A cluster of Thoughts

Yup..I have a cold. It's the most pointless sickness to me because it just drains all your energy but other than that, you're fine. It's so easy to whine about though.

We are slowly packing our house up.. it's not taking as long as I thought, but it's still no fun! The camp sent us pictures yesterday of our new home and it is very small. I was not planning on taking everything with us, but now I think we'll take even less than planned. One awesome thing I noticed is that we have a bathtub! I love me some bubble baths. I am trying to pack by room, for a few reasons. A) So it doesn't seem like such a chore and B) so it goes into the moving truck by room..hopefully easier to unpack. I also dislike unpacking. Maybe I should stop moving so much!! We are praying that this adventure will be the last one for a long time!

Last night at bible study, we were studying James 1. I was so incredibly challenged. I have read that chapter many many times but never broken it out like we did. One part stood out in particular to me; verse 21:

Therefore, get rid of all moral filth and the evil that is so prevalent and humbly accept the word planted in you, which can save you. (NIV)
So get rid of all the filth and evil in your lives, and humbly accept the word God has planted in your hearts, for it has the power to save your souls. (NLT)

I like looking up verses in a few different translations, I feel like it helps me understand them a little better. I have verse 19 taped to my computer at work (You must all be quick to listen, slow to speak, and slow to get angry.) because, well, I need the reminder. But, I have never really noticed verse 21. "get rid of the moral filth in your life" .... "accept the word planted in you" these are things that are so equally important as what's taped on my computer. These things require action! Action can be scary, so I think subconsciously we skip over the parts that require action and just remember the passage as a whole; or remember the parts that make us feel warm & fuzzy. This week I plan to take a chunk of time and write out specific ways I see moral filth in my life and actively work on removing them. I know that part of that is surrendering to God every.single.morning. It is so hard for me to do, because I like being in control. But ultimately, I know that when I am surrendered to God, these morally filthy things in my life become a whole lot more noticeable, and start looking more like obstacles in the way of reaching intimacy with my Savior. I think it will be somewhat difficult to admit all the ways I let moral filth sneak into my life. Life is so short though, it will be gone before we know it, and I don't want to look back and wish I had done something to make a change sooner. I have God's word planted in me. How powerful is that? I have no reason to doubt myself!
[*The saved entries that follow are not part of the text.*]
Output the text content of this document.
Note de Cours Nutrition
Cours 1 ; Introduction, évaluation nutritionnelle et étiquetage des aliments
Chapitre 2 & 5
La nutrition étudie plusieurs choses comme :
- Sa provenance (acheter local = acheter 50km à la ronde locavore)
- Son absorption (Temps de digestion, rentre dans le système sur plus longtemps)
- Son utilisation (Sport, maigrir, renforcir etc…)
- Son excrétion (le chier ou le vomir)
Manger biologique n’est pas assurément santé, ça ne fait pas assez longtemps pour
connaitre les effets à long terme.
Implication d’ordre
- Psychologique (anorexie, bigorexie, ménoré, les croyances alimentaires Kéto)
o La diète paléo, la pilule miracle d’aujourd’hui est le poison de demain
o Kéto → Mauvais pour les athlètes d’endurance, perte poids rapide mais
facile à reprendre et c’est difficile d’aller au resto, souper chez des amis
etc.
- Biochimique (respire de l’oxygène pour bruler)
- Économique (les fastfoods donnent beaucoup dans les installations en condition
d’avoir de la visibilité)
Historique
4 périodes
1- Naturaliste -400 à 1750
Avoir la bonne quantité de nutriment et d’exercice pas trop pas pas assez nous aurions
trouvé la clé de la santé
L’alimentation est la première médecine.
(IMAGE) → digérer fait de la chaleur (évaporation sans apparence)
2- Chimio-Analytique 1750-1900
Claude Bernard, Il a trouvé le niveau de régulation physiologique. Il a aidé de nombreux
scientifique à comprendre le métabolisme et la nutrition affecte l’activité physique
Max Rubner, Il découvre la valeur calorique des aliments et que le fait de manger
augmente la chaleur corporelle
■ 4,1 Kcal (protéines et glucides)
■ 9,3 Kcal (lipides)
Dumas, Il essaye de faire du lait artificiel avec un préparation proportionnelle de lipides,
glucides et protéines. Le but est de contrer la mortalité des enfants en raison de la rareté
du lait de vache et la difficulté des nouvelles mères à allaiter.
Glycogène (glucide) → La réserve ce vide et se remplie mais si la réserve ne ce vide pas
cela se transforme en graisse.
So as I continue packing up my house, deciding which of my things I need to bring with me, and which to leave behind; I'll also be evaluating what in my life needs to stay and what needs to go.

Do you dislike packing as much as I do? Anyone have some tips to make it a little more enjoyable?


Snapped with my iPhone on my way to work this morning. I couldn't help but share!

3 comments:

Laina said...

Hey girl, i LOVE this post... i love that you are diving into the moral filth issue, i completely agree and i think it goes hand in hand with simplifying our lives, which is something i am very passionate about right now. Especially with a little one on the way! Also, i LOVE unpacking it is probably my favorite thing ever! i tell robby we have to move a few more times in our lives cause i love unpacking and setting up a new place. purging things you don't need and making it a home :) i am so excited for y'alls move and can't wait to follow you on your adventure!!!

Unknown said...

beautiful, thanks for this post.

his little lady said...

ugh, packing is never fun. but if you bust out some music and just sing along it will go by quickly. the only thing worse than packing is unpacking...for sure!